Heap Dumps: what's in memory
If the thread dump shows what the JVM is doing, the heap dump shows what it's holding. It's a complete capture of the heap: every object, its type, its size, and its references to other objects. It's the definitive tool for diagnosing memory leaks and garbage collection pressure.
A heap dump can be several gigabytes — proportional to the configured heap size. Capturing it causes a stop-the-world pause whose duration depends on heap size. In production, be aware of this impact.
Capturing heap dumps
- jmap -dump:format=b,file=heap.hprof <PID>: on-demand capture. Use when you need to diagnose an active problem.
- -XX:+HeapDumpOnOutOfMemoryError -XX:HeapDumpPath=/path/: the most important flag. Always configure it in production. When the JVM runs out of memory, it automatically generates the dump before dying. Without this, you lose the evidence.
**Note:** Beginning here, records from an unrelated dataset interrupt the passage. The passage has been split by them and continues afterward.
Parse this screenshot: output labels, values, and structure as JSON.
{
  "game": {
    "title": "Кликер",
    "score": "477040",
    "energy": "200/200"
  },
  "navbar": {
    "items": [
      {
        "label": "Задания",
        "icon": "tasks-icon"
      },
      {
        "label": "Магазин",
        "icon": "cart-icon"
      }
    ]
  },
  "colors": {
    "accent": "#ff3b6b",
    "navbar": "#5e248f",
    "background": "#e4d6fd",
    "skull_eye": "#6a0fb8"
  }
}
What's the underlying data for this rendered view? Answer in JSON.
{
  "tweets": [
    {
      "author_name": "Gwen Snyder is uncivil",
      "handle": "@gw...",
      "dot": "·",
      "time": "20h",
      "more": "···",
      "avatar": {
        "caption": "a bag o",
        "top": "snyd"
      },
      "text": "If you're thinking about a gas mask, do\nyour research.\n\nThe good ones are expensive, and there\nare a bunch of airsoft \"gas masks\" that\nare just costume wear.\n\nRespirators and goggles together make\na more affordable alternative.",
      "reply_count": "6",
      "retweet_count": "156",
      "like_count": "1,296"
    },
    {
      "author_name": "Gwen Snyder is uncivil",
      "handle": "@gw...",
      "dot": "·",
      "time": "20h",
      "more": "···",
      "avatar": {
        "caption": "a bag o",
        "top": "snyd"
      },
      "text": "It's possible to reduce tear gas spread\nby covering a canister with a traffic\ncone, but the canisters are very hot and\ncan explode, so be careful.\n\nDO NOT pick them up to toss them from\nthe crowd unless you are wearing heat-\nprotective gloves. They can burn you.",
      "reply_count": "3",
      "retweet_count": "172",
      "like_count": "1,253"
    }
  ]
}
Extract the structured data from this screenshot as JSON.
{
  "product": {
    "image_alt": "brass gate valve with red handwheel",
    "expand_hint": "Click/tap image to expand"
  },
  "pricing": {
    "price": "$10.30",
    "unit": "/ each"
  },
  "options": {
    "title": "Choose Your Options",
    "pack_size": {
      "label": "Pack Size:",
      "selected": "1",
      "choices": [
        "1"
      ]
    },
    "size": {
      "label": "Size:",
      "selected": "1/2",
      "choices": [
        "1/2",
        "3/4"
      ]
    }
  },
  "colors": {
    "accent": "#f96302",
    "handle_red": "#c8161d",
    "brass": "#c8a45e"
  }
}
- jcmd <PID> GC.heap_dump /path/heap.hprof: modern alternative to jmap. Same functionality, better integration with management tools.
Analysis with Eclipse MAT
Eclipse Memory Analyzer Tool (MAT) is the standard tool for heap dump analysis. Free, robust, and capable of handling multi-gigabyte dumps. Three fundamental analyses:
- Dominator Tree: shows objects retaining the most memory. If a single object dominates 60% of the heap, that's your problem. The dominator tree tells you exactly which object prevents the garbage collector from freeing memory.
- Leak Suspects: MAT runs heuristics to identify potential leaks automatically. Not always right, but an excellent starting point. The report includes the reference chain from GC root to the suspect object.
- Histograms: list of all classes with instance count and total size. Compare histograms from two dumps taken at different times — classes whose count grows are leak candidates.
Common memory leak patterns
- Unbounded caches: a HashMap that grows indefinitely because entries are never removed. Fix: use caches with eviction policies (Caffeine, Guava Cache) or WeakHashMap.
- Unclosed connections: database connections, file streams, or HTTP clients that are opened and never closed. They accumulate in the heap and eventually exhaust OS file descriptors too.
- Class loader leaks: typical in application servers. The app is redeployed but the previous class loader isn't released because a thread or static reference holds it. The heap grows with each redeployment until the JVM crashes.
Real case: memory leak in Sterling OMS
A production IBM Sterling environment ran business processes handling purchase orders. The heap grew steadily: 4 GB after startup, 6 GB after 48 hours, OutOfMemoryError after a week. The team restarted the JVM every 5 days as a "fix".
We configured -XX:+HeapDumpOnOutOfMemoryError and waited. When the OOM hit, we analyzed
the dump with Eclipse MAT. The Dominator Tree revealed a single java.util.ArrayList
instance retaining 2.3 GB of heap. That list lived inside a processed document cache that never
ran eviction.
MAT's Leak Suspects pointed directly to the chain: GC Root → ThreadLocal → BusinessProcessContext → DocumentCache → ArrayList with 1.2 million entries. Every processed document was added for "reuse" but never removed. The fix was a size limit and a 30-minute TTL. The heap stabilized at 3.5 GB.
Don't guess what's happening in the JVM. Measure it. A thread dump takes 2 seconds to capture and can save you hours of speculation. A heap dump is the difference between "I think there's a leak" and "I know exactly where the leak is".